The trip to the jungle was part of my shakedown ride with all of my luggage, camping gear, extra gasoline, tools, and other items that I might need in the months to come. Had I purchased and outfitted the bike back at home, it would have been relatively easy to change the luggage mounting options on the bike and buy gear especially meant for motorcycle touring. It’s a bit harder to do on-location, meaning that I am trying to make do with the luggage rack that came stock from Suzuki in 1993 along with a bunch of bungee cables. This trip was about 1000 km through the mountains, jungle, banana and coca plantations, and cities in weather ranging from sweltering sweat-drenched heat to a rainy cold more like a Seattle winter. I learned a lot: The bike goes 250km before the switch to reserve fuel, gets about 21 km/liter (a little less than 50mpg) fully loaded, and makes my butt hurt after about 2 hours.

I woke up one morning with a huge spider on the pillow next to me, staring like an idiot:

On the subject of scary creatures, on the morning before Thanksgiving I put on my jeans to discover that there was a scorpion inside. I realized this when it started crawling around on my thigh then stung me twice. Let me tell you, it isn’t a subtle experience (ouch!) but apparently this guy wasn’t too dangerous because my leg didn’t fall off. More advice for the reader – if you feel something unwanted crawling in your pants, slap first and ask questions later.

Back in Cochabamba, it was time for Thanksgiving. In all honesty, I forgot about the holiday completely until Skyping with my parents the night before. Stories of buried fish and corn, pilgrims, and turkeys just aren’t very relevant to the people here.
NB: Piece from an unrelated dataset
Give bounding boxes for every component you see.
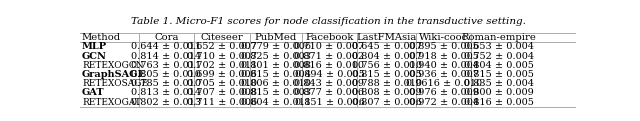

My Thanksgiving night was spent camping with Arturo, Fabio (Harry Potter), and Alvaro (Chino) in a little town called Pairumani. Dinner was classic Thanksgiving – Top Ramen cooked over an open fire. Not the usual family affair, but sure a lot of fun!

The past couple of weeks have ranged from pulling porcupine spines out of a dog’s face in the jungle to looking for a metalworker to make a new luggage rack on the industrial side of Cochabamba (let’s just say I don’t fit in there). Since the motorcycle paperwork is almost ready, I’ll be leaving for Argentina in three or four days. My brother Blake is coming to meet me in about two weeks, so watch out South America for the Jensen bros! Watch out for those jungle thunderstorms and happy holidays to all.